The 2-8-0 Consolidation Type

The Consolidation Type was a highly successful steam locomotive design of the latter half of the 19th century that would eventually replace the 4-4-0 American Type. The new Consolidation, a 2-8-0 design, allowed for more tractive effort with two additional driving axles and a larger boiler. Because of this the wheel arrangement could haul much heavier trains than the American design. The first 2-8-0 is said to have appeared on the Pennsylvania Railroad around the end of the Civil War. The original designs were not very successful as they were mounted with a rigid front truck assembly instead of one that could freely move to more easily negotiate curves. However, once the issues were worked out Consolidations became most railroads' choice as main line power from the second half o the 19th century through the second decade of the 20th century (a span of roughly 50 years).
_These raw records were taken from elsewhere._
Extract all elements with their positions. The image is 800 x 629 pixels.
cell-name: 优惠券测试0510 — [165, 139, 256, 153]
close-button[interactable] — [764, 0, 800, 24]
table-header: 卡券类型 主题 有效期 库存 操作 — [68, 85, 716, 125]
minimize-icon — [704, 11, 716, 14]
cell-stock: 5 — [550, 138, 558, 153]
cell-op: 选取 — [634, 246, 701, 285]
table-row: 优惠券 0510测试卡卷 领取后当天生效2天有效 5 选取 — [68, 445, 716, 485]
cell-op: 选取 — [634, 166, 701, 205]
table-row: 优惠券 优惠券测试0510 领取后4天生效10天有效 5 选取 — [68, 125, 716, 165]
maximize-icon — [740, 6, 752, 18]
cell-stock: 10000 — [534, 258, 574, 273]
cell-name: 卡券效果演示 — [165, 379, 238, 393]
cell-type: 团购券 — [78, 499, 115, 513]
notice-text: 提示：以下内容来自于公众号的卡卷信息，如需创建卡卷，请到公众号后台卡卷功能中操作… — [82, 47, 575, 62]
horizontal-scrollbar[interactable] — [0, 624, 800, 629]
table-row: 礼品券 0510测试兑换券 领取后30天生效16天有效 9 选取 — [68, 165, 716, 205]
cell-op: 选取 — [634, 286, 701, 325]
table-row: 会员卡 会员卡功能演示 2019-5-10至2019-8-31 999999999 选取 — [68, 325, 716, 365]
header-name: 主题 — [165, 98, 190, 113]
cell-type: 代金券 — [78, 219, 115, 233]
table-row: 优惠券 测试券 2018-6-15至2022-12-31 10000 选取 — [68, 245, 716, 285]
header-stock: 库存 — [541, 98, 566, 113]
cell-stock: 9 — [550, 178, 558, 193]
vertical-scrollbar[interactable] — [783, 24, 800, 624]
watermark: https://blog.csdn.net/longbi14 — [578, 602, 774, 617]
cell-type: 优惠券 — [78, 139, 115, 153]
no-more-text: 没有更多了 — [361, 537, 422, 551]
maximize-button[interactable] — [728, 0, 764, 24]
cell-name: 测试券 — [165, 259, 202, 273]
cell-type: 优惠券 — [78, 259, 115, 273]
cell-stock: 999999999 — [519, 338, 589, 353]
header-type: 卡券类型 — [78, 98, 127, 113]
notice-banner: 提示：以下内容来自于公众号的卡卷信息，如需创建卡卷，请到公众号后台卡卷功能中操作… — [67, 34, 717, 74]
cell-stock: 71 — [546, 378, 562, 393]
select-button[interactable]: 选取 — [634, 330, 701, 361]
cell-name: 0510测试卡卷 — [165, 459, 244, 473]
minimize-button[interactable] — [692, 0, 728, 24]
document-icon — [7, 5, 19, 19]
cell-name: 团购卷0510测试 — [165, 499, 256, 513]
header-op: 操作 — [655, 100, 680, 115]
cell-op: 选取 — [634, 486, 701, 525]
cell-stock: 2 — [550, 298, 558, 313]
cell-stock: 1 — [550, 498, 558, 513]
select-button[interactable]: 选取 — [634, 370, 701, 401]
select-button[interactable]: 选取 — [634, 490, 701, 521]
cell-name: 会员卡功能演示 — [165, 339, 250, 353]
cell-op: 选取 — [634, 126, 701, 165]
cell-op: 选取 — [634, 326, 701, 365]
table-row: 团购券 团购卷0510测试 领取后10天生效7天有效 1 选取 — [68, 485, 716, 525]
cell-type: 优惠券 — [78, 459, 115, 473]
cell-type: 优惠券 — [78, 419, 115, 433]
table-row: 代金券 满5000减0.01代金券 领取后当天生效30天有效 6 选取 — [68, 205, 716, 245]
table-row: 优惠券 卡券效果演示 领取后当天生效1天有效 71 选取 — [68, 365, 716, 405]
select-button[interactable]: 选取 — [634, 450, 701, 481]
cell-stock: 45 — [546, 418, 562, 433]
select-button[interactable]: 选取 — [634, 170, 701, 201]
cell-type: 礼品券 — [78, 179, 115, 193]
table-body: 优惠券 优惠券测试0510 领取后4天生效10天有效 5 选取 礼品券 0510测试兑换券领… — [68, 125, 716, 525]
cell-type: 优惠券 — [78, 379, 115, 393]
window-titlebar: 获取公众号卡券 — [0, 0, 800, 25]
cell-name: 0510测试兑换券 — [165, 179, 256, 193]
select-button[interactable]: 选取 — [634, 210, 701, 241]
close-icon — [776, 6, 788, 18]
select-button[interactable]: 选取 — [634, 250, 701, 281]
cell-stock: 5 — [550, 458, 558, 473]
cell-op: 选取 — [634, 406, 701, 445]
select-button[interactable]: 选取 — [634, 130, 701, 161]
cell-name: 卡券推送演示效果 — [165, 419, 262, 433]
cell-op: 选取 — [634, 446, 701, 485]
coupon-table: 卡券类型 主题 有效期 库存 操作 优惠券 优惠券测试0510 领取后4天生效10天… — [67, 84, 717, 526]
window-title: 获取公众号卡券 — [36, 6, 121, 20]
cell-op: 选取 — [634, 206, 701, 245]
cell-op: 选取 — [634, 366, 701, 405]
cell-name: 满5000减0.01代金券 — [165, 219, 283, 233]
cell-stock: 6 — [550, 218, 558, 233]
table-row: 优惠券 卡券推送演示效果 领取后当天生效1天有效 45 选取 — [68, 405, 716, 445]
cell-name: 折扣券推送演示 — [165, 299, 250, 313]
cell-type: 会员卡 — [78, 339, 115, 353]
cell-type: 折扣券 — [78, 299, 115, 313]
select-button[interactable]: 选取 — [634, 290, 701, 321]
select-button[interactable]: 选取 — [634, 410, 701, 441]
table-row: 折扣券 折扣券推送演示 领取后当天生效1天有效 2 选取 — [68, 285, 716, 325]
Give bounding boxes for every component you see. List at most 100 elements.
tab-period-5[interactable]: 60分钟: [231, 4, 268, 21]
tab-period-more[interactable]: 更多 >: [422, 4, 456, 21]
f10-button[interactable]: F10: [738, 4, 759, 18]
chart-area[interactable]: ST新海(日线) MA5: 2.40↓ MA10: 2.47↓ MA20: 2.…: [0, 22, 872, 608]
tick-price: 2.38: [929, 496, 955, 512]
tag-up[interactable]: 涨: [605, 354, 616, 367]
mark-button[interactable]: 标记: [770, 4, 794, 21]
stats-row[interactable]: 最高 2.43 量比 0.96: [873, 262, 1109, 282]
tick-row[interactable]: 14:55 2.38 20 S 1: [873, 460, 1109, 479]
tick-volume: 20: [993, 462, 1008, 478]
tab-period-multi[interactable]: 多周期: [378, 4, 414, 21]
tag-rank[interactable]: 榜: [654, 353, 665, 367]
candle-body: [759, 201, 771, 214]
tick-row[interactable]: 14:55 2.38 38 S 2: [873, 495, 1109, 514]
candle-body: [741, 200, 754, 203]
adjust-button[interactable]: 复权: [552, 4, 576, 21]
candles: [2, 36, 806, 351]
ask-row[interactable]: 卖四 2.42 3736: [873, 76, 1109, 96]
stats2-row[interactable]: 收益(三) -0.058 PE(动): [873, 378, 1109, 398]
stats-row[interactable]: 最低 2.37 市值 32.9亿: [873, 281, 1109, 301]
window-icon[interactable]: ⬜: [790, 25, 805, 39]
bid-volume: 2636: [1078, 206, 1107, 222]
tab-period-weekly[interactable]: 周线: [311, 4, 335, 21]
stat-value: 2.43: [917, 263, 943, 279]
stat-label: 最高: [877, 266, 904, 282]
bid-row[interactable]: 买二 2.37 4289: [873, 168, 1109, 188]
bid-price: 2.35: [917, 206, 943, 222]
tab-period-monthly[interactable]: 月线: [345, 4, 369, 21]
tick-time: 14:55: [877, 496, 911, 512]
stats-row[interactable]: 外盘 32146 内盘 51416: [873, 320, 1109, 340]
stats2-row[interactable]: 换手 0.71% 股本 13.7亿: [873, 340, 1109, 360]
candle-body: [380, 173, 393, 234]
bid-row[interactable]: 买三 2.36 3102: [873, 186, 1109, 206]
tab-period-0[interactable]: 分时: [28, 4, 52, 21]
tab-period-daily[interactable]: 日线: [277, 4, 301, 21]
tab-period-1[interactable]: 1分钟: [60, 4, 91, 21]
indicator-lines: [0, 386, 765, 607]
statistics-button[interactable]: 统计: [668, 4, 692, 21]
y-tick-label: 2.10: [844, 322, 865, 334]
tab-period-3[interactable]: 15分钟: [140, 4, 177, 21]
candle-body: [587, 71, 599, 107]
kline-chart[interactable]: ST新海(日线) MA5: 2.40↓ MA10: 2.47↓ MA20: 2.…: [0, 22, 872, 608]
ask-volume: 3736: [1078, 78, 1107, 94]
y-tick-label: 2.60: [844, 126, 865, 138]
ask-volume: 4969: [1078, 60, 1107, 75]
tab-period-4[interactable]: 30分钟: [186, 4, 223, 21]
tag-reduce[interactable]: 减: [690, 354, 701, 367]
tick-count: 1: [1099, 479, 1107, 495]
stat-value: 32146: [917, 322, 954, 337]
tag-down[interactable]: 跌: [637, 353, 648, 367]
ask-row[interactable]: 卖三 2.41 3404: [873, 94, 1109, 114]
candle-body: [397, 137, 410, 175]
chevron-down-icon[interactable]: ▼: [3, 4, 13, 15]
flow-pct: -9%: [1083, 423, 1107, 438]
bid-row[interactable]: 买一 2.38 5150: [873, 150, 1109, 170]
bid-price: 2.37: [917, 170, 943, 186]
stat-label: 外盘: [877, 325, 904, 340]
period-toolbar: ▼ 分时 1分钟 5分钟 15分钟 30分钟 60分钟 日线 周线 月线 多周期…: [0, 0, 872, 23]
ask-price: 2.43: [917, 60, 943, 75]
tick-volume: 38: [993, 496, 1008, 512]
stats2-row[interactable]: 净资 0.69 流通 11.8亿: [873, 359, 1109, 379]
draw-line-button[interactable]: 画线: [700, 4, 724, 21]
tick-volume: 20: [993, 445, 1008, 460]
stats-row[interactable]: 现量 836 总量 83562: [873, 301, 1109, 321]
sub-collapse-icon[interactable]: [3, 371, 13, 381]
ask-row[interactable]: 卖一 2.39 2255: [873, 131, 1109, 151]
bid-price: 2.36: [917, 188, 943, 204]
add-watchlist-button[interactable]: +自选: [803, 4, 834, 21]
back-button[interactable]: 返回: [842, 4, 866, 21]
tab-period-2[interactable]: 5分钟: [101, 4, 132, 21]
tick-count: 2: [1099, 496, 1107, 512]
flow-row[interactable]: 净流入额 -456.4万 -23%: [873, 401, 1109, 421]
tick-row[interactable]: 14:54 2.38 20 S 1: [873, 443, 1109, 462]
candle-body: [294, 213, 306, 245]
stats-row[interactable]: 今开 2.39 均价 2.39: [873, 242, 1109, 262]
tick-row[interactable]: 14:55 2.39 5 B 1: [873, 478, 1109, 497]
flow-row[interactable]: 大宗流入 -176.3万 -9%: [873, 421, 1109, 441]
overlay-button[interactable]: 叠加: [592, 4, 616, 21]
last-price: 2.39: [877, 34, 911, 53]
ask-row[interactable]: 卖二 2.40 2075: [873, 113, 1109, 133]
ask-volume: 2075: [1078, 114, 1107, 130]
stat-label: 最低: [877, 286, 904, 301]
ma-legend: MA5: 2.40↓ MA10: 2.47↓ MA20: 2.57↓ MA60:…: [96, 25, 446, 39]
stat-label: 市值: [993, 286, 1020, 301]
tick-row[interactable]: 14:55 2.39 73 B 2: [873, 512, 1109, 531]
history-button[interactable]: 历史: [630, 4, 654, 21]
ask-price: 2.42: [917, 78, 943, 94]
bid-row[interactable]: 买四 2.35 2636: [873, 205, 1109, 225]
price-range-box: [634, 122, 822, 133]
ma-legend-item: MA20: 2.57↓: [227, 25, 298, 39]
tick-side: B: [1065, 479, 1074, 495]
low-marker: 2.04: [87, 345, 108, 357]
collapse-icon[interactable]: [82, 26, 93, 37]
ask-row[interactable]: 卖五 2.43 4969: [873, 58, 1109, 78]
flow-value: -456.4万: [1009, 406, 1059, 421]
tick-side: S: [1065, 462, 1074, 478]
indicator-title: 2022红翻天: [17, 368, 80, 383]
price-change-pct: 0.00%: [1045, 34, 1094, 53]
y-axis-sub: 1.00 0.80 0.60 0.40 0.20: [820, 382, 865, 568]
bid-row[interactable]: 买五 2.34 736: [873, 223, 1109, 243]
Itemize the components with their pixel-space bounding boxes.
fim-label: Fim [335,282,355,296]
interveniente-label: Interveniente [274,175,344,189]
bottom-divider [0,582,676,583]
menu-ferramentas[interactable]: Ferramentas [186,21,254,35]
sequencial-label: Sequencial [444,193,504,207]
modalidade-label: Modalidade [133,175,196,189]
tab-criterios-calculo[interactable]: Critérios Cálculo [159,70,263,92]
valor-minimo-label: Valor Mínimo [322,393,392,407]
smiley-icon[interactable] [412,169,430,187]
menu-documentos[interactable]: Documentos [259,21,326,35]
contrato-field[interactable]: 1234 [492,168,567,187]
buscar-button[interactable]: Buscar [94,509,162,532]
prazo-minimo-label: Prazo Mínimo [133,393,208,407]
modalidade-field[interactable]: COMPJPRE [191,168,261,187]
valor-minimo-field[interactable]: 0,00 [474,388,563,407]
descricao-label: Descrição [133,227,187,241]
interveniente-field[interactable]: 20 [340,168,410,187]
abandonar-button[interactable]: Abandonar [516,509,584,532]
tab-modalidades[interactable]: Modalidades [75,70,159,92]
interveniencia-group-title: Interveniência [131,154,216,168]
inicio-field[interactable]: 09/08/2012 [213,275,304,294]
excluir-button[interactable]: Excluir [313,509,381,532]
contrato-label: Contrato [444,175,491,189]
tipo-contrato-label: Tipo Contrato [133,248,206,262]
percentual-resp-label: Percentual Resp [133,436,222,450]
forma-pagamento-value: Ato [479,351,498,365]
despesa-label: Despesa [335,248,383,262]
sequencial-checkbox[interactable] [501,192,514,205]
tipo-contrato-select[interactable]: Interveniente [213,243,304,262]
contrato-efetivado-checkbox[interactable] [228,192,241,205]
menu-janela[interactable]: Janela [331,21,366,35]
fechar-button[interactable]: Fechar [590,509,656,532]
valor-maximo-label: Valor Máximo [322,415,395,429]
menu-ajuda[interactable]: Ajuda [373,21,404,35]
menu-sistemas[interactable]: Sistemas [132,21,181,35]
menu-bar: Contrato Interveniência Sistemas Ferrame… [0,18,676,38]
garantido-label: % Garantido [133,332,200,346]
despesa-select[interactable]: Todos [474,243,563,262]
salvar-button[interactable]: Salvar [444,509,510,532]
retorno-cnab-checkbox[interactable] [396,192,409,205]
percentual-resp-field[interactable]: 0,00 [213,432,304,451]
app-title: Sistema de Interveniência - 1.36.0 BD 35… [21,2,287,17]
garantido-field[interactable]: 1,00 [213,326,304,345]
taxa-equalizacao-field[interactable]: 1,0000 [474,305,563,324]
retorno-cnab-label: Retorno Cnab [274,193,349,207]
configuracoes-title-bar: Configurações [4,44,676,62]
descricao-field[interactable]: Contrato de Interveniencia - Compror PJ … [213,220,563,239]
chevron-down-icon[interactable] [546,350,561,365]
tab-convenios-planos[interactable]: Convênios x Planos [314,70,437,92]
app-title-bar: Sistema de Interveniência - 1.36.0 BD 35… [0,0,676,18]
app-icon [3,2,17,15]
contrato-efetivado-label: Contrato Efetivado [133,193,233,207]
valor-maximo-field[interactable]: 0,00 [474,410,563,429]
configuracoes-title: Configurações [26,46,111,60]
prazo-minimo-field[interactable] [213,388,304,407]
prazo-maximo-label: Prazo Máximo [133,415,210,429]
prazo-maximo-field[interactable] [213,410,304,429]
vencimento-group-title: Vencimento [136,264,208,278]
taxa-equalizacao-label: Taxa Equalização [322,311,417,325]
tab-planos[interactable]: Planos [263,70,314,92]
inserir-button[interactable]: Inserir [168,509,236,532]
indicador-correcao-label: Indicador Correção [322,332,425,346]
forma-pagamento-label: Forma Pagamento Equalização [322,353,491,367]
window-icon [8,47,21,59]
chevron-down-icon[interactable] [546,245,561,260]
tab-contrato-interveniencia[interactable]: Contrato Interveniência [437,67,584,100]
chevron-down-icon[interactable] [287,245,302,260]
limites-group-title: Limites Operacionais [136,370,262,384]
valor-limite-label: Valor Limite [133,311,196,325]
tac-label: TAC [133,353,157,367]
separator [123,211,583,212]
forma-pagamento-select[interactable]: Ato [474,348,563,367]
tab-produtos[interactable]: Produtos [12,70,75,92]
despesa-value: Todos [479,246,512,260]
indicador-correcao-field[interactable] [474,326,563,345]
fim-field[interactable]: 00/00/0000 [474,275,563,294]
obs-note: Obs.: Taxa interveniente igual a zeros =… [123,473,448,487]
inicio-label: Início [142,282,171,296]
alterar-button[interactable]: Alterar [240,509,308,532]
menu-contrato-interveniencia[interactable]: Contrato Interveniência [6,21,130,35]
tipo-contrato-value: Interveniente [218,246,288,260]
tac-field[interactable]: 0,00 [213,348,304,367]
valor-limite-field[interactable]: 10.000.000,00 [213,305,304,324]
The history of the Consolidation's origins is interesting; the first prototype actually constructed is said to have been built by the Lehigh & Mahanoy Railroad around 1865, which modified a standard 0-8-0 switcher by adding a front axle to the locomotive. However, a year later it was perfected by Matthias Baldwin's Baldwin Locomotive Works, which improved the 2-8-0 by making the lead truck/axle self-centering via its mount from the driving wheels. This not only greatly improved stability but also since the lead axle freely swiveled it vastly enhanced the locomotive's ability to negotiate curves. The first Consolidation purchased from a manufacturer was built by Baldwin and delivered to the Lehigh Valley in 1866 for use on the road's stiff grades of its Mount Carmel Branch in Pennsylvania.

It is said that the 2-8-0 gained its name from Baldwin himself, which wanted to dedicate the design after two recent acquisitions by the LV, the Beaver Meadow, Penn Haven & White Haven and Lehigh & Mahanoy railroads. With these purchases the locomotive was named the Consolidation. While sales for 2-8-0s were initially slow due to early design flaws (like the rigid front truck) after these issues were worked out the locomotive sold quite well beginning in the 1870s. The 2-8-0 design was a significant technological leap from the 4-4-0 as its heavier frame and larger boiler greatly increased tractive effort and horsepower. In particular, mountain railroads found the design very useful for both of these reasons.

For instance lines such as the Baltimore & Ohio, Pennsylvania, Erie and others began replacing their fleets of 4-4-0s for the more powerful Consolidation (additionally, as it turns out, the 2-8-0s were not as expensive). In the case of the Lehigh Valley, with the success of the initial model it purchased from Baldwin the railroad went on to order fourteen more (the LV went on to roster hundreds of 2-8-0s purchasing its final batch from Alco in 1916, Class M-36 #813-832). The Consolidation, with its two extra driving axles and front pilot truck could not only pull trains that were twice as heavy but also run at speeds fast enough to be used in any type of passenger service.

By the 1880s Consolidations had become universally accepted as main line power. As railroads came to find out, the 2-8-0 was extremely versatile and received, or was built with, upgrades as technologies improved through the end of the 19th century. With the development of the air-brake in 1872 by George Westinghouse tonnage grew as the invention slowly gained acceptance within the industry, and the Safety Appliance Act of 1893 required some such system to be equipped on every car and locomotive. The Consolidation was duly suited to take on the added weight. The design continued to be improved upon through the 1920s until its inherent size simply precluded further enhancements. By that time 2-8-0s featured some highly advanced features such as superheaters, feedwater heaters, piston valves, and outside radial valve gear.

While the Consolidation was replaced by larger and more advanced designs such as 2-8-2s, 2-10-0s, 4-8-2s, and others many railroads continued to use theirs in some type of capacity until the end of steam. For instance, the Western Maryland, which owned hundreds of Consolidations found the design very useful to move heavy tonnage over the road's stiff grades in Maryland, Pennsylvania, and West Virginia. The WM's latest examples including Class H-7a, H-7b, H-8, and H-9a could achieve tractive efforts between 60,000 and 74,000 pounds, and where not retired until the mid-1950s. By the time production had ended on the 2-8-0 some 23,000 had been manufactured domestically with another 12,000 built for export. Today, several Consolidations have been preserved across the country including a large number that are still in operation, such as Western Maryland Scenic Railroad’s #734.